Ayotte, who testified at the recent opioid hearing, is a co-sponsor of the Cornyn bill. Sen. Al Franken (D-Minn.) is a co-sponsor of CARA and also had his own mental health bill pass by voice vote on the Senate floor late last year. That’s just a small sampling of those championing multiple of these issues at the same time.

PLUGGING ALL THE HOLES

These are all also issues that many lawmakers have a personal or professional connection to, giving them unusually keen on-the-ground insight. Sen. Thom Tillis (R-NC), who sat through almost the entire hearing on opioids, said he worked on mental health reform as speaker of his state’s House, which is why he is passionate about the issue.

Several lawmakers said they want to make sure the bills are thoroughly examined to make sure there isn’t redundancy or holes between the three.

Lawmakers easily point to related areas. CARA has a grant program for prisoners re-entering society and another to get them treatment for opioid addiction while in prison. “A lot of the crime that’s committed, it’s committed trying to pay for an addiction,” said Sen. Rob Portman (R-Ohio).

Portman says there is a reciprocal relationship between substance abuse and mental illness. Some people self-medicate for their mental illness with drugs, and drugs can impact a person’s mental health. “I got involved in the prisoner re-entry program because of my work on the drug addiction issue,” Portman said. “They are definitely related, but we have separate legislation for each.”

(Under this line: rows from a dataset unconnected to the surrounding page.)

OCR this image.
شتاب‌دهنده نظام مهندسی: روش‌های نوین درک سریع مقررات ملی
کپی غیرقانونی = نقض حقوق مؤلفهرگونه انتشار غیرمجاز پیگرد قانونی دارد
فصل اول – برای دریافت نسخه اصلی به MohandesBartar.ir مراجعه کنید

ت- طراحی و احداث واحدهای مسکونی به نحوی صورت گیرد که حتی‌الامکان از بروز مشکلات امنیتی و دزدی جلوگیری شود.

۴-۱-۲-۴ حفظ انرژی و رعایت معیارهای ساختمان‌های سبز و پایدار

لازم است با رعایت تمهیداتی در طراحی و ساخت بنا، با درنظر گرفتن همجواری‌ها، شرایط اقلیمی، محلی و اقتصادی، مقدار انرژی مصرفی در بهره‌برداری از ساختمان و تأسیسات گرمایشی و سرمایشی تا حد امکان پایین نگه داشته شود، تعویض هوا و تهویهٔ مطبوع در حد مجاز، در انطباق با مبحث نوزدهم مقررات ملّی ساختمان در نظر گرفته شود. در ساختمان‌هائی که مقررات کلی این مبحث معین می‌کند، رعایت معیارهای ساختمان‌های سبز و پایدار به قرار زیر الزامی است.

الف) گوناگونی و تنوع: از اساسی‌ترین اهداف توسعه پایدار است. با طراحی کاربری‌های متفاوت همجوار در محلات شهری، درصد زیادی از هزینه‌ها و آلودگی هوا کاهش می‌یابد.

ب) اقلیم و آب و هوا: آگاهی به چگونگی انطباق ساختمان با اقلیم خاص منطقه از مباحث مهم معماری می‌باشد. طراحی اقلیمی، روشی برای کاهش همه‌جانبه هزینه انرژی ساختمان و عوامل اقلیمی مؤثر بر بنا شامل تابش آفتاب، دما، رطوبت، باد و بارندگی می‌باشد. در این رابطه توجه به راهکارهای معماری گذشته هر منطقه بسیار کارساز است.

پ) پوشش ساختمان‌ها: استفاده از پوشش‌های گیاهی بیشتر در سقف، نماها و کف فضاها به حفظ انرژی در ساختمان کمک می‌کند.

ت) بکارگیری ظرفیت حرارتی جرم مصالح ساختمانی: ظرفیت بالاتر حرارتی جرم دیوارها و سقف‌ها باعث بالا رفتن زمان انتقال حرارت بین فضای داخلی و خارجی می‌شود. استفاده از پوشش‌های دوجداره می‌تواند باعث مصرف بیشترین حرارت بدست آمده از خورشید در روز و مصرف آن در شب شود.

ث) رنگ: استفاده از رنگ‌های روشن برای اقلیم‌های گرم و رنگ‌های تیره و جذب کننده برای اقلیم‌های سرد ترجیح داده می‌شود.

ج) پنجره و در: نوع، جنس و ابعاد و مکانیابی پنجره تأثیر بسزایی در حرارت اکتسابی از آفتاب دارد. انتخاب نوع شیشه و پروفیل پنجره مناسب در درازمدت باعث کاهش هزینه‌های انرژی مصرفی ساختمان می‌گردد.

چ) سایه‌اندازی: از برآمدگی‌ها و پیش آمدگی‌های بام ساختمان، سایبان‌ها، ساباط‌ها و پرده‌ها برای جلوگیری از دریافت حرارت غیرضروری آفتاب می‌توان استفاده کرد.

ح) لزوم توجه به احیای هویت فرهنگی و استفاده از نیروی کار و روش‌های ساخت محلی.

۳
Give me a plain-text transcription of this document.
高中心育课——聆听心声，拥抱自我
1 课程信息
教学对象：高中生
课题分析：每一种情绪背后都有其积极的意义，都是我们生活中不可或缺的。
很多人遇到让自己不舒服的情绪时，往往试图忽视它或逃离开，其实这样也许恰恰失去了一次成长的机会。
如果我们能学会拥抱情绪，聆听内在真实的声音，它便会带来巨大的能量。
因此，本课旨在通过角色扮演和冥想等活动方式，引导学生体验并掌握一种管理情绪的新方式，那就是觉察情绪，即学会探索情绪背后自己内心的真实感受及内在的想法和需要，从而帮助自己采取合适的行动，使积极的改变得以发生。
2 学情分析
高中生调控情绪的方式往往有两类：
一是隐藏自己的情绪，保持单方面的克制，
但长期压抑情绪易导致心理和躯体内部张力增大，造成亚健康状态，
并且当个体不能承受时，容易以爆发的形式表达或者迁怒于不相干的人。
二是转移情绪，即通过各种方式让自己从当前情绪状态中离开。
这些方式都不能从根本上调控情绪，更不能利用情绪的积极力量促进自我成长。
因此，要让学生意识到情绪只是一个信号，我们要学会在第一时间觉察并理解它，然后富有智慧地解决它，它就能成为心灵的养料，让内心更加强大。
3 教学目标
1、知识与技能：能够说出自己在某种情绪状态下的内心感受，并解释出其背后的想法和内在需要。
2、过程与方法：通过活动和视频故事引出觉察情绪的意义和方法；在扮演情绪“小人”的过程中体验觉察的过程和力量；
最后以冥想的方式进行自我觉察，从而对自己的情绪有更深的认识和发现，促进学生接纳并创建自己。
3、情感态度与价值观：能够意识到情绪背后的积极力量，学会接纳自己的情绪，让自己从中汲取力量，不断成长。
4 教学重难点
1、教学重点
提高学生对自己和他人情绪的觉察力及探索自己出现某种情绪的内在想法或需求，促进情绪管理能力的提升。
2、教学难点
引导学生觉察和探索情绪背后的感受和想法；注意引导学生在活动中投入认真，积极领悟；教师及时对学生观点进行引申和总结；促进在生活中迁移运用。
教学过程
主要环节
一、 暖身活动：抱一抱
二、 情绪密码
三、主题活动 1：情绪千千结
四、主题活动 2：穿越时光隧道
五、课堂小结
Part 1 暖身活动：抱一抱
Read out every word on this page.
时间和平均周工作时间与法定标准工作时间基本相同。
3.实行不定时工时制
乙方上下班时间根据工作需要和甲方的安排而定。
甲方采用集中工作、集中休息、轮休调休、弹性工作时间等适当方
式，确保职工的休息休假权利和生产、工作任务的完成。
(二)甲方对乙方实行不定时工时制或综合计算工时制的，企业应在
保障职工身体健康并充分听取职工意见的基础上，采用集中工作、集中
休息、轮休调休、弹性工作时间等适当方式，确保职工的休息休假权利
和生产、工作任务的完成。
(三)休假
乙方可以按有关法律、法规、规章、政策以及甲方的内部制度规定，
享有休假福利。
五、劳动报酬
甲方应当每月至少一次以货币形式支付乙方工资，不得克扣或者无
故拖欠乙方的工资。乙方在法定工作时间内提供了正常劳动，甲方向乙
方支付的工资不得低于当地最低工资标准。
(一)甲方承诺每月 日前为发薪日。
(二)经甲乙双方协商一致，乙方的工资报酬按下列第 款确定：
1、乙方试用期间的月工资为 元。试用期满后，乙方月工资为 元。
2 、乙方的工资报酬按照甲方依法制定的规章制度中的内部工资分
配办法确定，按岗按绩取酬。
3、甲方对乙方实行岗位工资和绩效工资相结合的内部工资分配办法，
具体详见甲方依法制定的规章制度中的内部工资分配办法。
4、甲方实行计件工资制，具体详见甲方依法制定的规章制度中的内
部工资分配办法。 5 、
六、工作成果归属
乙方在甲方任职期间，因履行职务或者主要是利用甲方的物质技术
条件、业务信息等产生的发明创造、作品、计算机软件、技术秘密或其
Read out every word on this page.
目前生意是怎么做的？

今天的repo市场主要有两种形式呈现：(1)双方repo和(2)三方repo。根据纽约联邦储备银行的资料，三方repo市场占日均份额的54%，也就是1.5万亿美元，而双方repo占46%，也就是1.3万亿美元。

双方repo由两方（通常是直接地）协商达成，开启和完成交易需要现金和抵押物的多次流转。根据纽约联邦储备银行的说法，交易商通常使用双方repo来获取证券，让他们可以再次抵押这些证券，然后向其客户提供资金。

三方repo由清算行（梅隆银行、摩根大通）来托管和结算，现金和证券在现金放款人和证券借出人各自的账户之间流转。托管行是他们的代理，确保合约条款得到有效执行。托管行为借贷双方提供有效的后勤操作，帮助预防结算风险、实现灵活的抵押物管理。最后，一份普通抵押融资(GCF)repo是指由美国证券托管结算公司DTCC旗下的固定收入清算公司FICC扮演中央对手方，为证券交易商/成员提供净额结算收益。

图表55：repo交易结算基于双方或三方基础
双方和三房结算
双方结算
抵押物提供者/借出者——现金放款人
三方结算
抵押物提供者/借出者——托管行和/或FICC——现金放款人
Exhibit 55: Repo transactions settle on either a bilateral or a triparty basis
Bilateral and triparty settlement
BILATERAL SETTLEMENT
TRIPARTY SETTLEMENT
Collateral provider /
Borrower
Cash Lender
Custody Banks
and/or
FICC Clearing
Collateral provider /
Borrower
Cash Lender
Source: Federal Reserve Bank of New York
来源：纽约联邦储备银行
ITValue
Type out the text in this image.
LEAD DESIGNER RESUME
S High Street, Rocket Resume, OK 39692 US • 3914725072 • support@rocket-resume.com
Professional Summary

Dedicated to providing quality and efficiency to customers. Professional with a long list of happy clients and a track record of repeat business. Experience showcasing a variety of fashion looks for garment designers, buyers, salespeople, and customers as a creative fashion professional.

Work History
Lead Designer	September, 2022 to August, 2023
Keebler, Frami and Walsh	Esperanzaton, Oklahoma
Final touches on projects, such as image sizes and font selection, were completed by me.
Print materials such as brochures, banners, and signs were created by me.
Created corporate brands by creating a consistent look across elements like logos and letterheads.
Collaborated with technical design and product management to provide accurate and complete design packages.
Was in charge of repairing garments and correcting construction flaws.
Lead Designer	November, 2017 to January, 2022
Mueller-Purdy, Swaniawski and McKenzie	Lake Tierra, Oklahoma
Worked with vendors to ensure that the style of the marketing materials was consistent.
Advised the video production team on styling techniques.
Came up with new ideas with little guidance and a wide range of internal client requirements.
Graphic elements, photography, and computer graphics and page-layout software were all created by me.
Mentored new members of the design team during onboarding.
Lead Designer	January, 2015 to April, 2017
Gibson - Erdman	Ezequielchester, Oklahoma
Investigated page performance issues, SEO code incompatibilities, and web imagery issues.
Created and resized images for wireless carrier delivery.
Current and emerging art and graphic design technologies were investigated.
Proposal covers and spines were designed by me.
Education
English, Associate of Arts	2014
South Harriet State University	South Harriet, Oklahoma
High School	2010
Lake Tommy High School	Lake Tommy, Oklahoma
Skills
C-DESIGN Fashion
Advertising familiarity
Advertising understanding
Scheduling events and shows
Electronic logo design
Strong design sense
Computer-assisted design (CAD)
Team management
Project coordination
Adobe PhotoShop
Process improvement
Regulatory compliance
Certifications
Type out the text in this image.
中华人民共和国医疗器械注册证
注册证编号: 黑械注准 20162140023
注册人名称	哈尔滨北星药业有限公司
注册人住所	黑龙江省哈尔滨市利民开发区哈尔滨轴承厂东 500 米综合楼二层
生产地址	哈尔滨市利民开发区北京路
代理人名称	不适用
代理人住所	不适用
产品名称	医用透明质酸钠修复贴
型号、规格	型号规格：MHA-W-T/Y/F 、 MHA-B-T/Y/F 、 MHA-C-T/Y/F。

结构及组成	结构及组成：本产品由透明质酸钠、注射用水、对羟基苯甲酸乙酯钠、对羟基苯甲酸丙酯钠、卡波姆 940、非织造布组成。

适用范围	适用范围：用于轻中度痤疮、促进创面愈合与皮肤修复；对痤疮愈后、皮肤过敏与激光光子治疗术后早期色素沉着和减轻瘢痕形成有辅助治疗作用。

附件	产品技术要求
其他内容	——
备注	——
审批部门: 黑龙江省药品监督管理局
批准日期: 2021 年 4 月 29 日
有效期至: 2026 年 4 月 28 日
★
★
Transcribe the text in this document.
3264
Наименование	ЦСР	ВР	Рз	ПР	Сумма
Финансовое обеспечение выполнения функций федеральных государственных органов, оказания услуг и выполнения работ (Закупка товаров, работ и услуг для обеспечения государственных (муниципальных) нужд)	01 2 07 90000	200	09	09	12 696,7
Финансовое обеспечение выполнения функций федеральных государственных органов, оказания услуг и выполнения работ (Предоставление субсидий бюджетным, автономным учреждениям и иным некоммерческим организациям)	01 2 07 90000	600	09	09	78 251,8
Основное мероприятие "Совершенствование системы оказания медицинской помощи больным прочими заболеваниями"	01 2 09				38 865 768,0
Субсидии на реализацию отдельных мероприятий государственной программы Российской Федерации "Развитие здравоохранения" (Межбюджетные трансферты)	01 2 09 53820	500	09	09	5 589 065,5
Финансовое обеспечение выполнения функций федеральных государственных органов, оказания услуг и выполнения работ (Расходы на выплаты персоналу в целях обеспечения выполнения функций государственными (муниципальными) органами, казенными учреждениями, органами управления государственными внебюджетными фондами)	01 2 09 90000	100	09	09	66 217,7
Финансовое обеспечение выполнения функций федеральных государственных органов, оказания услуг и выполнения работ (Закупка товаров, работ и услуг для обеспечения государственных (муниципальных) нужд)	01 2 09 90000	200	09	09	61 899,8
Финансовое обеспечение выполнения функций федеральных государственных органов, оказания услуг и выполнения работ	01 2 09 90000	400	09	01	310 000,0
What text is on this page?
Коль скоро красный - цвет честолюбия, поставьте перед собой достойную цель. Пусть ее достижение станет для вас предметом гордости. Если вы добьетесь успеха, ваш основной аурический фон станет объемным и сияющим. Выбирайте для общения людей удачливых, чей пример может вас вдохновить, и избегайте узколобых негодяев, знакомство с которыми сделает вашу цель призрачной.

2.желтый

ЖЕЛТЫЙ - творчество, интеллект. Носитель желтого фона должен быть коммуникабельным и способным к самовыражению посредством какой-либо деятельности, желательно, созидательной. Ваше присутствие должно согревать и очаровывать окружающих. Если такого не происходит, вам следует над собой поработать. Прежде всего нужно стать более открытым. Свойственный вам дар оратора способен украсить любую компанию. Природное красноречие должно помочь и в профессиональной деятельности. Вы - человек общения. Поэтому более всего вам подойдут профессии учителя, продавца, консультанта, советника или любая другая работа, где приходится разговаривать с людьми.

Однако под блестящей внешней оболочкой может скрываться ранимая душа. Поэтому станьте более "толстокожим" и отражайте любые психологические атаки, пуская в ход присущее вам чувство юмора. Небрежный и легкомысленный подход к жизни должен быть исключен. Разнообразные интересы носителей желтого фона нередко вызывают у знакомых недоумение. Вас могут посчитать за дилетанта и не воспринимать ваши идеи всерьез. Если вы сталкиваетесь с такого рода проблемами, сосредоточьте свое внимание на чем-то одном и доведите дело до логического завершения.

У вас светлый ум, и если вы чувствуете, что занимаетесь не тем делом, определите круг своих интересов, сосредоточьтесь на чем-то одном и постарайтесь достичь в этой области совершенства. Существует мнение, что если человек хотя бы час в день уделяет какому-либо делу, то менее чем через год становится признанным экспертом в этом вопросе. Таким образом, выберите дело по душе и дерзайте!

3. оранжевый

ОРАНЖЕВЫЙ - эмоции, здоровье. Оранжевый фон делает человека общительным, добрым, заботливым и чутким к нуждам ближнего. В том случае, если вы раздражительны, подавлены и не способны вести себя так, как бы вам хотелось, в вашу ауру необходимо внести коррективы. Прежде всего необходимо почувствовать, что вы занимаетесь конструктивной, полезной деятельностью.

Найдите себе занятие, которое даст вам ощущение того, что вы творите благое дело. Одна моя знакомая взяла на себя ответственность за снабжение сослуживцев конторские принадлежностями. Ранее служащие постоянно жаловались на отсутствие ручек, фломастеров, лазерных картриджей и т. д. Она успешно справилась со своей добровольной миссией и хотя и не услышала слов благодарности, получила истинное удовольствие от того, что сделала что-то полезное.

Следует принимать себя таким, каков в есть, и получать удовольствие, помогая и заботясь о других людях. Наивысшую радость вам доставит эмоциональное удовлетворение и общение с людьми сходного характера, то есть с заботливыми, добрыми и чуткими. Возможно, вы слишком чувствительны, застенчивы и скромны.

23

Several provisions in multiple bills address alternatives to incarceration for offenders with a mental illness or an opioid addiction. There are multiple provisions dealing with law enforcement training, prevention, re-entry issues and treatment during incarceration.

SEPARATE TRACKS

There are good policy reasons for keeping mental health, opioid abuse and sentencing on separate bills, lawmakers say. Klobuchar said, for example, that while sentencing reform deals with old policies that need to be changed, the talk around opioid addiction reflects a new effort to change the way painkiller medication is prescribed.

But the separation largely comes down to strategy. It belies the conventional Senate wisdom that creating big legislative packages saves time and, therefore, makes a bill more likely to go to the floor. Combining bills, in this case, could just end up creating a larger target for their opponents.

“Each has its own set of problems. It’s very easy to see the mental bill get bogged down again with gun-related amendments, and even [Republican] supporters of criminal justice reform are beginning to tamp down on expectations for the bill as the backlash against the bill increases,” said Jim Manley, a former aide to Minority Leader Harry Reid. “Regarding the legislation relating to opioid addiction, demand for action is growing, but I am not sure I see a consensus yet on what to do.”

On the plus side, each issue has an ardent set of supporters ready to fight for its passage. “You can never really know around here who’s going to try to bollix something up, but at the moment I think there’s a path for all three,” Whitehouse said.